Chiariamo, ognuno è libero di fare ciò che vuole, nei limiti delle regole e dei regolamenti direbbe qualcuno. Niente di più vero aggiungiamo noi. Ma ci sono casi limite ove questi atteggiamenti rasentano l’irriverenza: i convegni, i corsi, le riunioni. Se hai deciso di partecipare devi farlo. Non puoi assentarti seguendo le notifiche del tuo smartphone o cercando morbosamente nuovi aggiornamenti. Chi sta parlando lo sta facendo anche per te che sei intervenuto.

Assistere senza ascoltare, senza seguire, senza partecipare che senso ha?

La massima rappresentazione di tutto questo si ha nelle adunanze riservate ai politici.

In queste ore a Grottaglie si sta tenendo la seduta ordinaria del Consiglio Comunale, l’organo collegiale elettivo che rappresenta il popolo all’interno dell’Amministrazione. Cattiva abitudine vuole, da sempre, che alcuni membri di questa massima assise utilizzino frequentemente smartphone, tablet, computer portatili nel bel mezzo di una discussione, proprio durante gli interventi.
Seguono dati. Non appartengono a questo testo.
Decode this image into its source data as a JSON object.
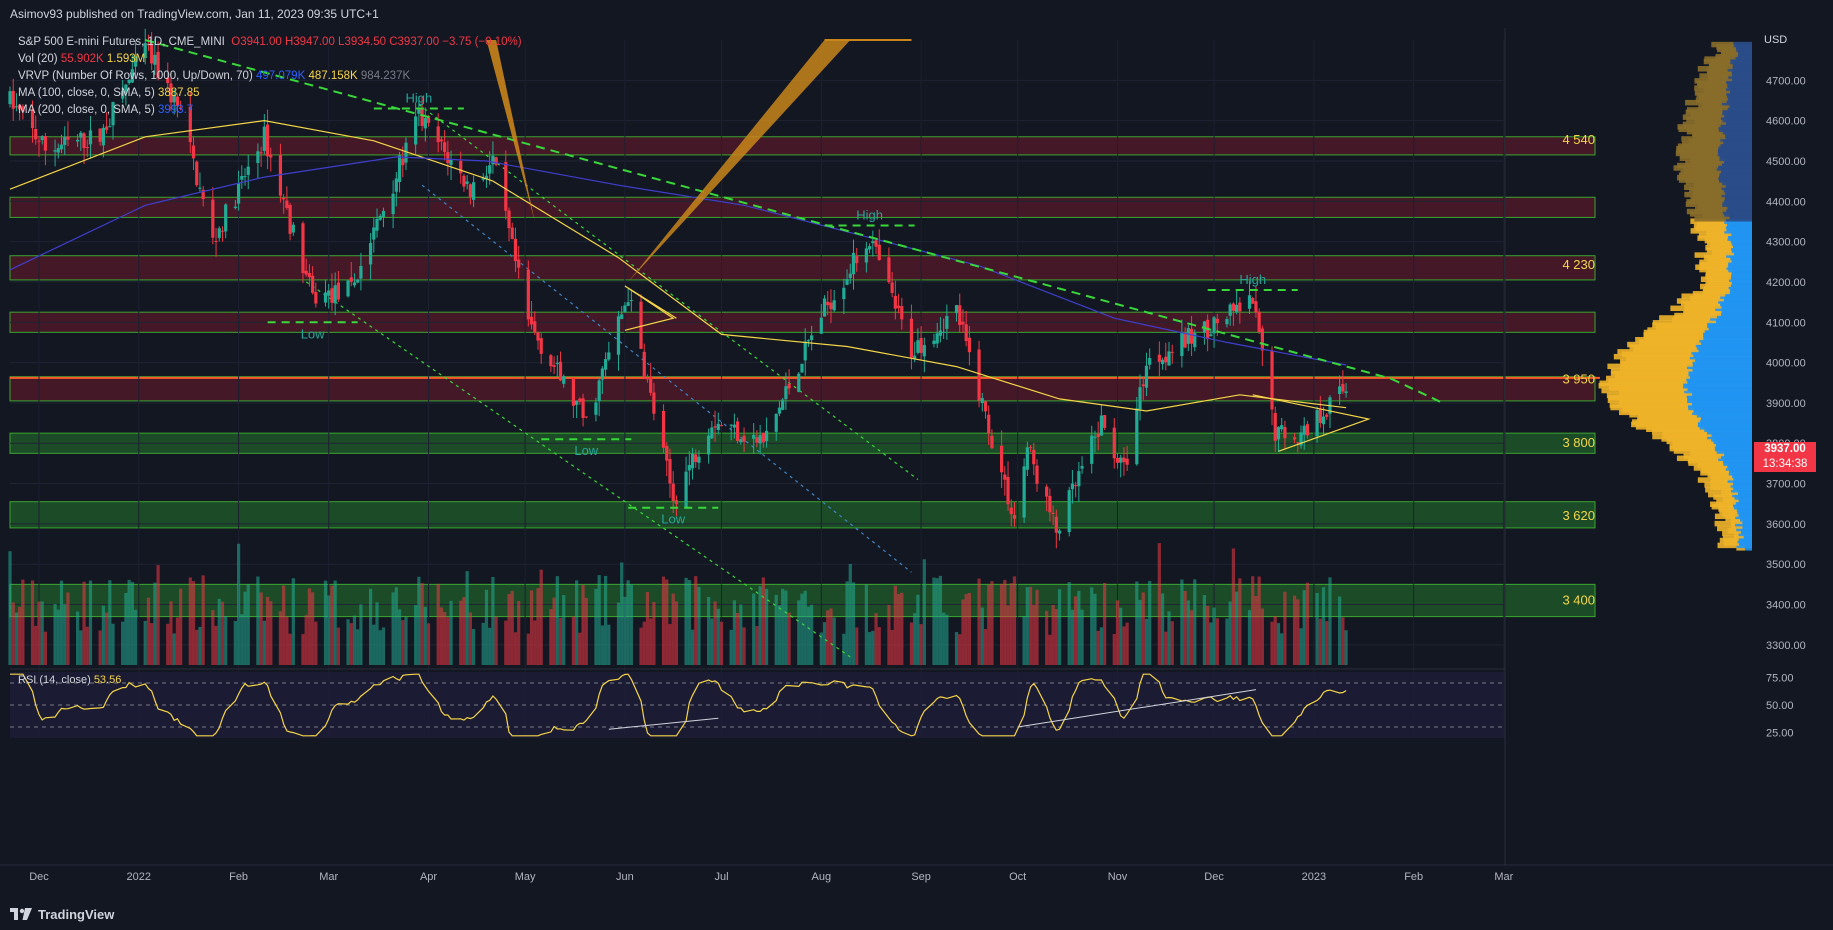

E’ frustrante, irriverente, antipatico vederli proni su questi strumenti mentre c’è qualcuno che è li proprio per loro.

Certo… il regolamento comunale non vieta l’utilizzo di questi strumenti durante la seduta.  Ma il punto non è quello di legiferare o regolamentare un uso maleducato di questi accessori. Qui si parla di rispetto, di educazione, di interesse verso quello che si sta facendo.
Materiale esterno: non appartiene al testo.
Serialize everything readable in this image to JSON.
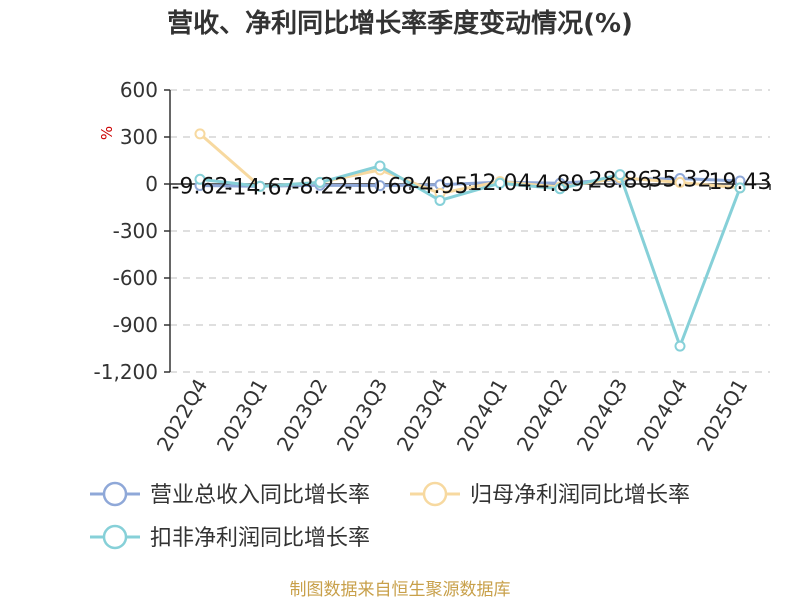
{
  "chart_data": {
    "type": "line",
    "title": "营收、净利同比增长率季度变动情况(%)",
    "ylabel": "%",
    "ylim": [
      -1200,
      600
    ],
    "yticks": [
      600,
      300,
      0,
      -300,
      -600,
      -900,
      -1200
    ],
    "ytick_labels": [
      "600",
      "300",
      "0",
      "-300",
      "-600",
      "-900",
      "-1,200"
    ],
    "grid": true,
    "legend_position": "bottom",
    "categories": [
      "2022Q4",
      "2023Q1",
      "2023Q2",
      "2023Q3",
      "2023Q4",
      "2024Q1",
      "2024Q2",
      "2024Q3",
      "2024Q4",
      "2025Q1"
    ],
    "series": [
      {
        "name": "营业总收入同比增长率",
        "color": "#8fa8d8",
        "values": [
          -9.62,
          -14.67,
          -8.22,
          -10.68,
          -4.95,
          12.04,
          4.89,
          28.86,
          35.32,
          19.43
        ],
        "labels": [
          "-9.62",
          "-14.67",
          "-8.22",
          "-10.68",
          "-4.95",
          "12.04",
          "4.89",
          "28.86",
          "35.32",
          "19.43"
        ]
      },
      {
        "name": "归母净利润同比增长率",
        "color": "#f7d9a0",
        "values": [
          320,
          -15,
          10,
          90,
          -60,
          15,
          -20,
          40,
          10,
          -25
        ]
      },
      {
        "name": "扣非净利润同比增长率",
        "color": "#86d0d8",
        "values": [
          30,
          -15,
          10,
          115,
          -105,
          5,
          -30,
          60,
          -1035,
          -25
        ]
      }
    ]
  },
  "source": "制图数据来自恒生聚源数据库"
}
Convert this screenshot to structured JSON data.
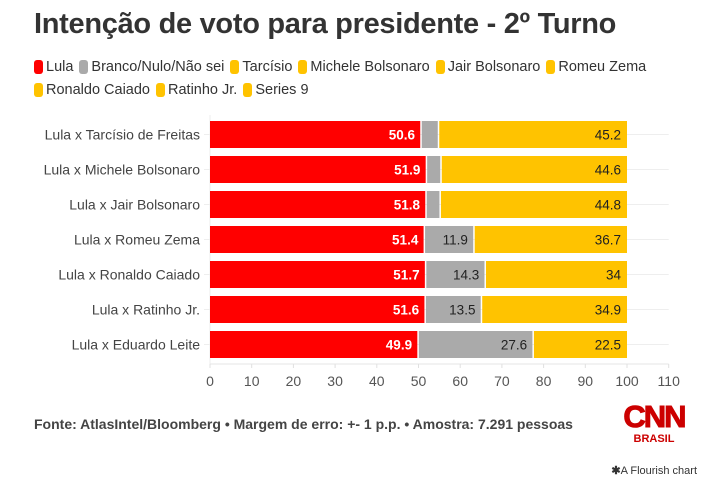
{
  "chart_data": {
    "type": "bar",
    "orientation": "horizontal",
    "stacked": true,
    "title": "Intenção de voto para presidente - 2º Turno",
    "xlabel": "",
    "ylabel": "",
    "xlim": [
      0,
      110
    ],
    "x_ticks": [
      "0",
      "10",
      "20",
      "30",
      "40",
      "50",
      "60",
      "70",
      "80",
      "90",
      "100",
      "110"
    ],
    "grid": true,
    "legend_position": "top",
    "legend": [
      {
        "name": "Lula",
        "color": "#ff0000"
      },
      {
        "name": "Branco/Nulo/Não sei",
        "color": "#aaaaaa"
      },
      {
        "name": "Tarcísio",
        "color": "#ffc300"
      },
      {
        "name": "Michele Bolsonaro",
        "color": "#ffc300"
      },
      {
        "name": "Jair Bolsonaro",
        "color": "#ffc300"
      },
      {
        "name": "Romeu Zema",
        "color": "#ffc300"
      },
      {
        "name": "Ronaldo Caiado",
        "color": "#ffc300"
      },
      {
        "name": "Ratinho Jr.",
        "color": "#ffc300"
      },
      {
        "name": "Series 9",
        "color": "#ffc300"
      }
    ],
    "categories": [
      "Lula x Tarcísio de Freitas",
      "Lula x Michele Bolsonaro",
      "Lula x Jair Bolsonaro",
      "Lula x Romeu Zema",
      "Lula x Ronaldo Caiado",
      "Lula x Ratinho Jr.",
      "Lula x Eduardo Leite"
    ],
    "rows": [
      {
        "lula": 50.6,
        "branco": 4.2,
        "opponent": 45.2,
        "branco_label": ""
      },
      {
        "lula": 51.9,
        "branco": 3.5,
        "opponent": 44.6,
        "branco_label": ""
      },
      {
        "lula": 51.8,
        "branco": 3.4,
        "opponent": 44.8,
        "branco_label": ""
      },
      {
        "lula": 51.4,
        "branco": 11.9,
        "opponent": 36.7,
        "branco_label": "11.9"
      },
      {
        "lula": 51.7,
        "branco": 14.3,
        "opponent": 34,
        "branco_label": "14.3"
      },
      {
        "lula": 51.6,
        "branco": 13.5,
        "opponent": 34.9,
        "branco_label": "13.5"
      },
      {
        "lula": 49.9,
        "branco": 27.6,
        "opponent": 22.5,
        "branco_label": "27.6"
      }
    ],
    "colors": {
      "lula": "#ff0000",
      "branco": "#aaaaaa",
      "opponent": "#ffc300"
    }
  },
  "footer": {
    "source": "Fonte: AtlasIntel/Bloomberg • Margem de erro: +- 1 p.p. • Amostra: 7.291 pessoas",
    "logo_top": "CNN",
    "logo_bottom": "BRASIL",
    "flourish": "A Flourish chart",
    "flourish_icon": "asterisk-icon"
  }
}
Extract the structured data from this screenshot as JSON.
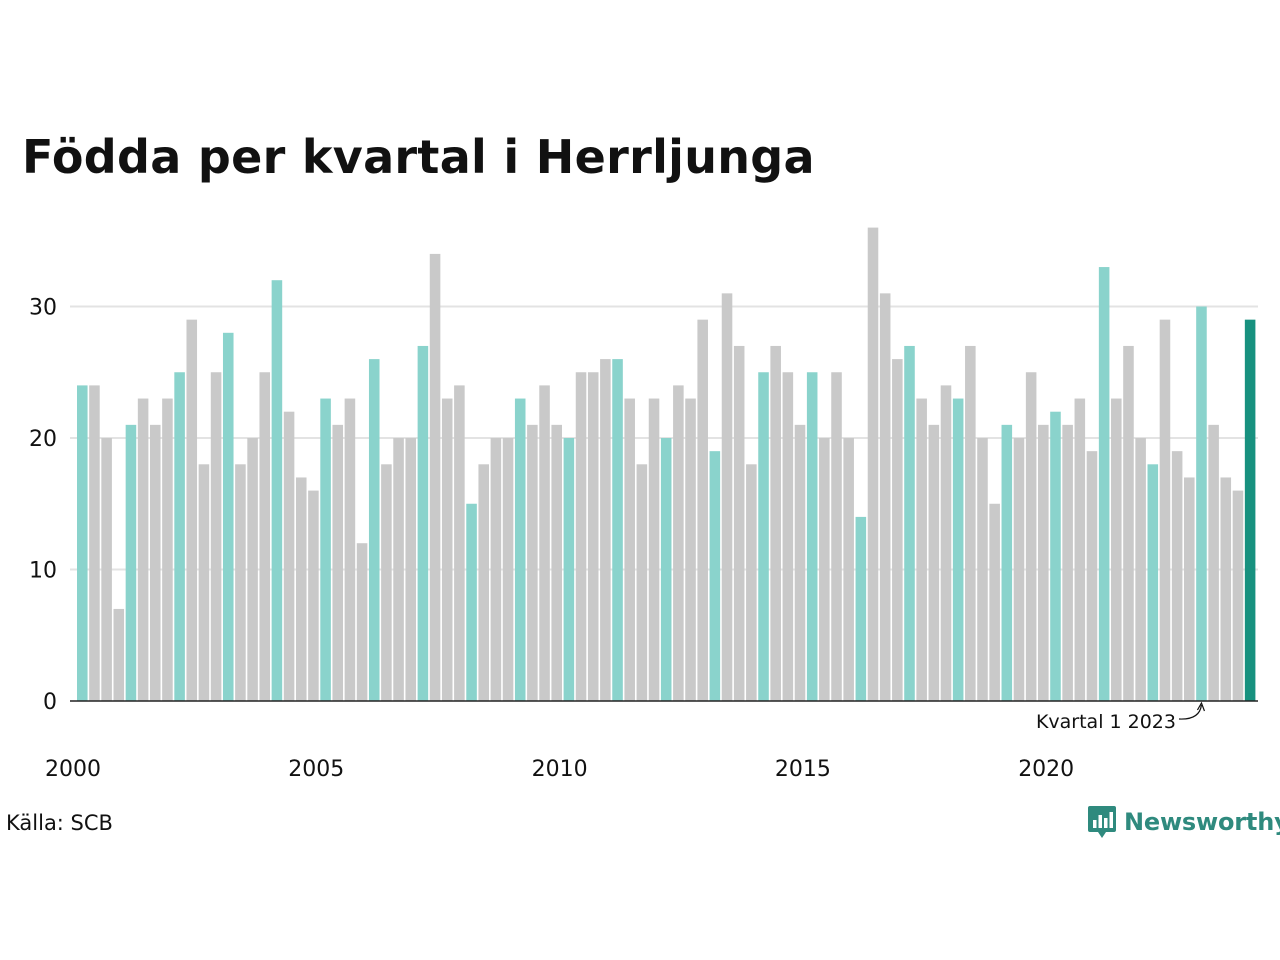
{
  "title": "Födda per kvartal i Herrljunga",
  "source": "Källa: SCB",
  "brand": "Newsworthy",
  "colors": {
    "q1": "#8ad3cc",
    "other": "#c9c9c9",
    "highlight": "#17917f",
    "grid": "#e3e3e3",
    "axis": "#222222",
    "brand": "#2f8a7e"
  },
  "chart_data": {
    "type": "bar",
    "title": "Födda per kvartal i Herrljunga",
    "xlabel": "",
    "ylabel": "",
    "ylim": [
      0,
      36
    ],
    "yticks": [
      0,
      10,
      20,
      30
    ],
    "grid": true,
    "start_year": 2000,
    "start_quarter": 1,
    "xtick_labels": [
      "2000",
      "2005",
      "2010",
      "2015",
      "2020"
    ],
    "annotation": "Kvartal 1 2023",
    "values": [
      24,
      24,
      20,
      7,
      21,
      23,
      21,
      23,
      25,
      29,
      18,
      25,
      28,
      18,
      20,
      25,
      32,
      22,
      17,
      16,
      23,
      21,
      23,
      12,
      26,
      18,
      20,
      20,
      27,
      34,
      23,
      24,
      15,
      18,
      20,
      20,
      23,
      21,
      24,
      21,
      20,
      25,
      25,
      26,
      26,
      23,
      18,
      23,
      20,
      24,
      23,
      29,
      19,
      31,
      27,
      18,
      25,
      27,
      25,
      21,
      25,
      20,
      25,
      20,
      14,
      36,
      31,
      26,
      27,
      23,
      21,
      24,
      23,
      27,
      20,
      15,
      21,
      20,
      25,
      21,
      22,
      21,
      23,
      19,
      33,
      23,
      27,
      20,
      18,
      29,
      19,
      17,
      30,
      21,
      17,
      16,
      29
    ]
  }
}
Non ce bisogno di regolamentare una buona prassi che pretende solo che si debba dare la giusta attenzione a chi sta parlando.

“No smartphone in Consiglio Comunale”

Spegniamo questi accessori durante la seduta, guardiamo negli occhi il nostro interlocutore, seguiamo con interesse, partecipiamo in modo diretto. In fondo, quella poltrona, l’avete sospirata, desiderata e quindi ottenuta. Sia maggioranza che opposizione. Siate i primi a dare il buon esempio, magari qualche cittadino potrebbe seguirvi e domani potremmo finalmente ritrovarci tutti seduti ad un tavolo con la testa alta e non piegata sulle spalle.

E allora ci proviamo e lanciamo un invito a tutti i membri e partecipanti del Consiglio Comunale di Grottaglie: teniamo in tasca gli smartphone. Lasciamo a casa tablet e notebook. Guardate negli occhi chi parla e date prova concreta che voi che ci rappresentate siete i primi a dare il buon esempio.

Vediamo allora chi avrà recepito il messaggio e coglierà la nostra campagna “No smartphone in Consiglio Comunale”.

Una proposta provocatoria che mira a porre alta l’attenzione su come la tecnologia stia distruggendo il nostro modo di interagire.